DRIVING AROUND WINNIPEG:
PERCEPTUAL EXPECTANCY
      As you drove over the Slaw Rebchuk bridge from downtown Winnipeg to the North End you were greeted for years by the "Welcome To The North End: People Before Profit" sign on the roof of the Nippon Auto building at the north foot of the bridge. For years this somewhat incongrous sign on the roof of an auto body shop (whose owners must certainly be quite concerned about profit) set the tone for the neighbourhood where so much of Winnipeg's radical history came to pass. Nobody seemed to know how long it had been there. In my own memory for many years.

     Nobody knows how it came to be placed on the roof, though last November when the "People Before Profit" part was eliminated the owners of Nippon Motors claimed that this tag-on had been painted by vandals. On a dark and non-stormy night I presume. The official explanation was that the slogan was removed in the process of re-roofing the business.Some how I don't think so, but the intent was plain whether done by itself or in the process of putting on a new roof. Gotta bump that anti-capitalist slogan after all, though I would be utterly amazed to hear that the literary gem on the rooftop lost Nippon Motors a single cent of business.

      Here we are however. The slogan disappears in November. Through the next few hundred times I drive north over the bridge I fail to notice anything amiss. In other words my brain was registering the whole two phrases while only one was still on the roof. This is an amazingly persistant illusion.
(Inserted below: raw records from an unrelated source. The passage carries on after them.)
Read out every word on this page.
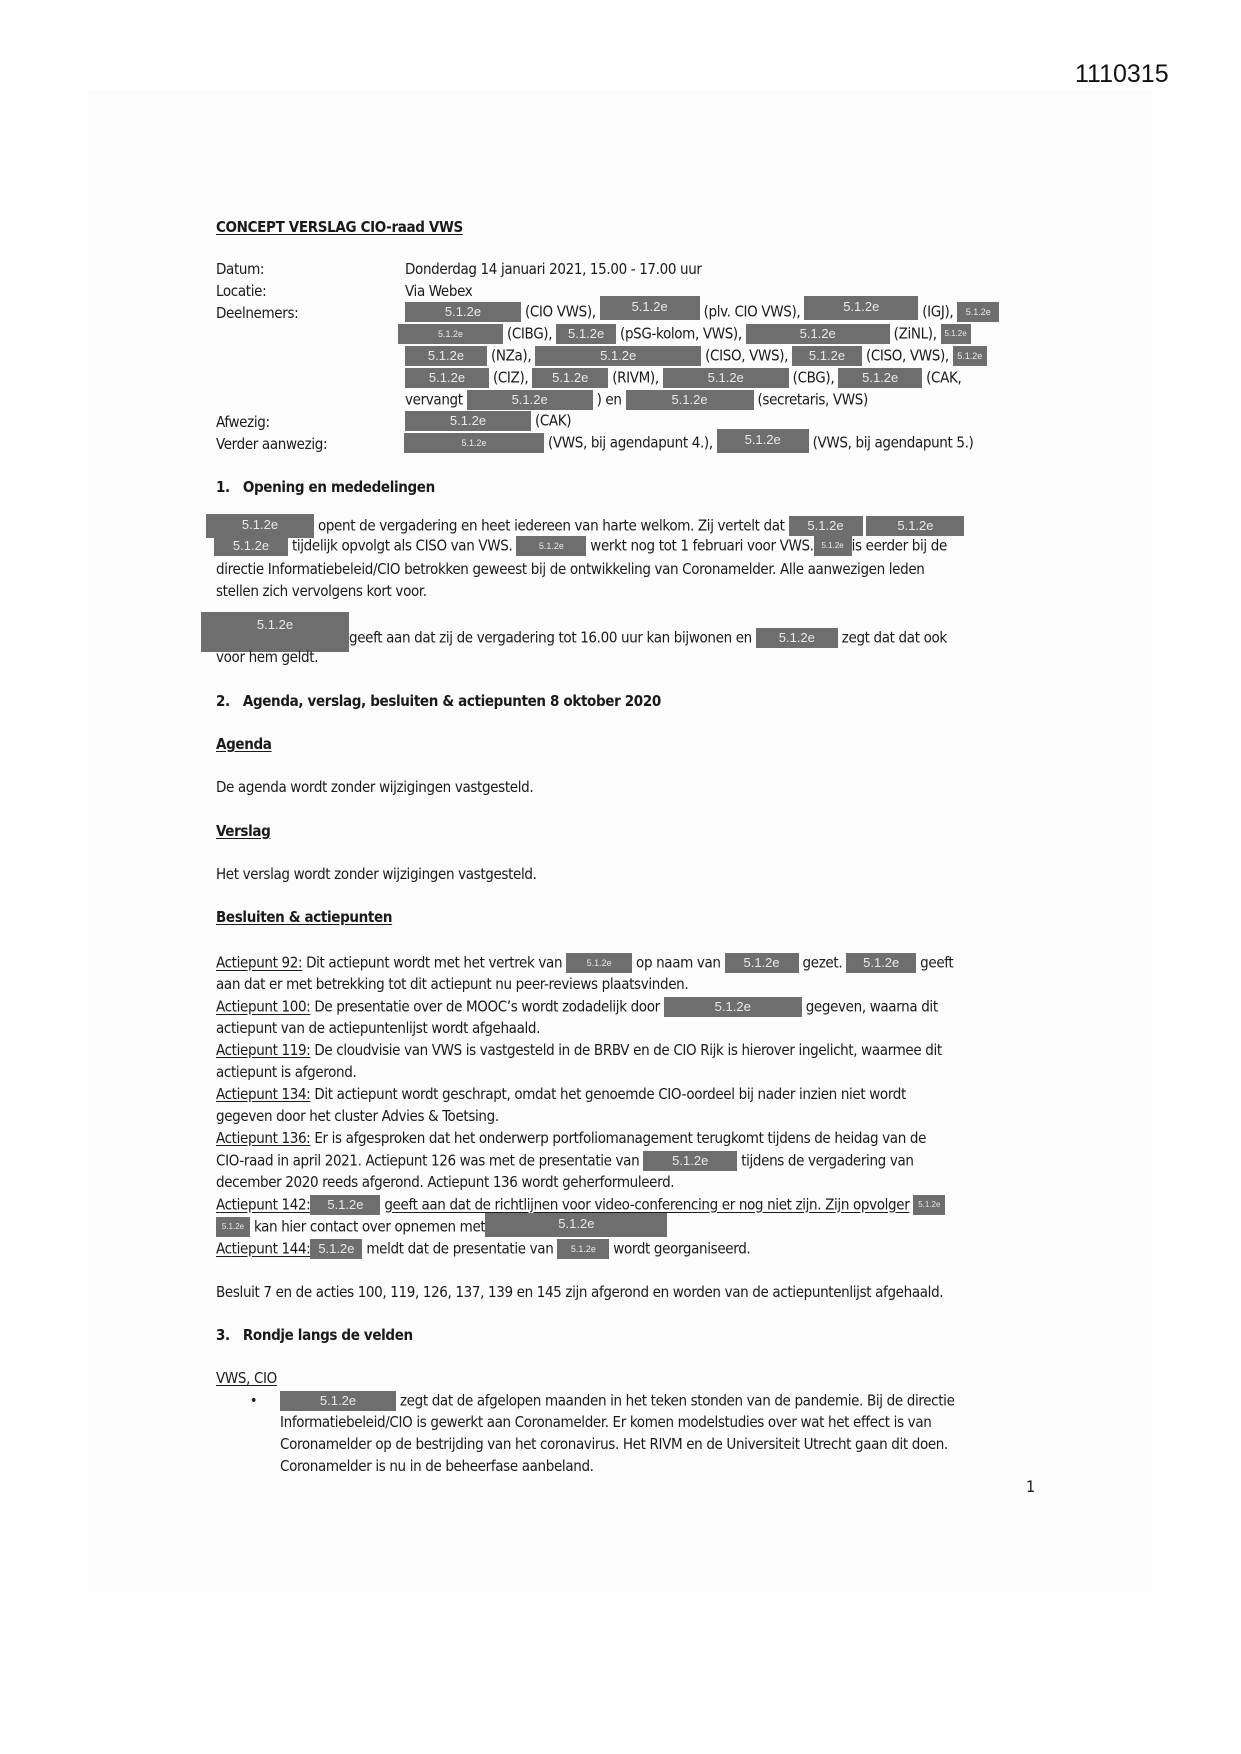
1110315
CONCEPT VERSLAG CIO-raad VWS
Datum:	Donderdag 14 januari 2021, 15.00 - 17.00 uur
Locatie:	Via Webex
Deelnemers:	5.1.2e	(CIO VWS),	5.1.2e (plv. CIO VWS),	5.1.2e	(IGJ), 5.1.2e
5.1.2e	(CIBG), 5.1.2e (pSG-kolom, VWS),	5.1.2e	(ZiNL), 5.1.2e
5.1.2e (NZa),	5.1.2e	(CISO, VWS), 5.1.2e (CISO, VWS), 5.1.2e
5.1.2e (CIZ), 5.1.2e (RIVM),	5.1.2e	(CBG), 5.1.2e (CAK,
vervangt	5.1.2e	) en	5.1.2e	(secretaris, VWS)
Afwezig:	5.1.2e	(CAK)
Verder aanwezig:	5.1.2e	(VWS, bij agendapunt 4.), 5.1.2e (VWS, bij agendapunt 5.)
1.   Opening en mededelingen
5.1.2e	opent de vergadering en heet iedereen van harte welkom. Zij vertelt dat 5.1.2e	5.1.2e
5.1.2e tijdelijk opvolgt als CISO van VWS.	5.1.2e werkt nog tot 1 februari voor VWS. 5.1.2e is eerder bij de
directie Informatiebeleid/CIO betrokken geweest bij de ontwikkeling van Coronamelder. Alle aanwezigen leden
stellen zich vervolgens kort voor.
5.1.2egeeft aan dat zij de vergadering tot 16.00 uur kan bijwonen en 5.1.2e zegt dat dat ook
voor hem geldt.
2.   Agenda, verslag, besluiten & actiepunten 8 oktober 2020
Agenda
De agenda wordt zonder wijzigingen vastgesteld.
Verslag
Het verslag wordt zonder wijzigingen vastgesteld.
Besluiten & actiepunten
Actiepunt 92: Dit actiepunt wordt met het vertrek van	5.1.2e op naam van 5.1.2e gezet. 5.1.2e geeft
aan dat er met betrekking tot dit actiepunt nu peer-reviews plaatsvinden.
Actiepunt 100: De presentatie over de MOOC’s wordt zodadelijk door	5.1.2e	gegeven, waarna dit
actiepunt van de actiepuntenlijst wordt afgehaald.
Actiepunt 119: De cloudvisie van VWS is vastgesteld in de BRBV en de CIO Rijk is hierover ingelicht, waarmee dit
actiepunt is afgerond.
Actiepunt 134: Dit actiepunt wordt geschrapt, omdat het genoemde CIO-oordeel bij nader inzien niet wordt
gegeven door het cluster Advies & Toetsing.
Actiepunt 136: Er is afgesproken dat het onderwerp portfoliomanagement terugkomt tijdens de heidag van de
CIO-raad in april 2021. Actiepunt 126 was met de presentatie van	5.1.2e tijdens de vergadering van
december 2020 reeds afgerond. Actiepunt 136 wordt geherformuleerd.
Actiepunt 142: 5.1.2e geeft aan dat de richtlijnen voor video-conferencing er nog niet zijn. Zijn opvolger 5.1.2e
5.1.2e kan hier contact over opnemen met	5.1.2e
Actiepunt 144: 5.1.2e meldt dat de presentatie van 5.1.2e wordt georganiseerd.
Besluit 7 en de acties 100, 119, 126, 137, 139 en 145 zijn afgerond en worden van de actiepuntenlijst afgehaald.
3.   Rondje langs de velden
VWS, CIO
•	5.1.2e	zegt dat de afgelopen maanden in het teken stonden van de pandemie. Bij de directie
Informatiebeleid/CIO is gewerkt aan Coronamelder. Er komen modelstudies over wat het effect is van
Coronamelder op de bestrijding van het coronavirus. Het RIVM en de Universiteit Utrecht gaan dit doen.
Coronamelder is nu in de beheerfase aanbeland.
1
     Finally one day in February my fact checker must have been on as I headed up into the North End. "What The Hell ?". The "People Before Profit" part is missing. Where the hell did it go ? Having done roofing in my youth I was fairly certain few people would be insane enough to be up on a roof in Winnipeg in February. Which leaves me with the question of when exactly was the "ideological rectification" done.

     All that being said, however, the case of Nippon Motors' roof came up again when a few weeks ago Winnipeg Free Press columnist Colleen Simard wrote a piece implying that the offending phrase was still up. This really threw me into a tailspin. Had it really been put back up? Nope. The 'socialist-speak' was as absent as ever. For all I know Simard still is seeing the illusionary "People Before Profit" every time she heads north on Salter. Just like I did for months.

     What this is called is "visual expectancy". This functions as both addition and subtraction. Details that are no longer present i a situation, image, etc. have their blanks filled in by a brain attuned to the "grand picture". This is addition. The most famous instance of subtraction is the inability of many subjects in one experiment to see a gorilla in the background of images whose foreground is a major item of interest.

     Fill it in or erase it. The brain can do both. Both abilities for illusion actually have survival value, and it is little wonder that they have been selected for over millions of years of evolution. I wonder if other animals have the same capacity for illusion. I also wonder if there are any people or anyone in an "altered state" who has to suffer the full impact of being unable to filter out the irrelevant and add the missing details. If there are I feel sorry for them.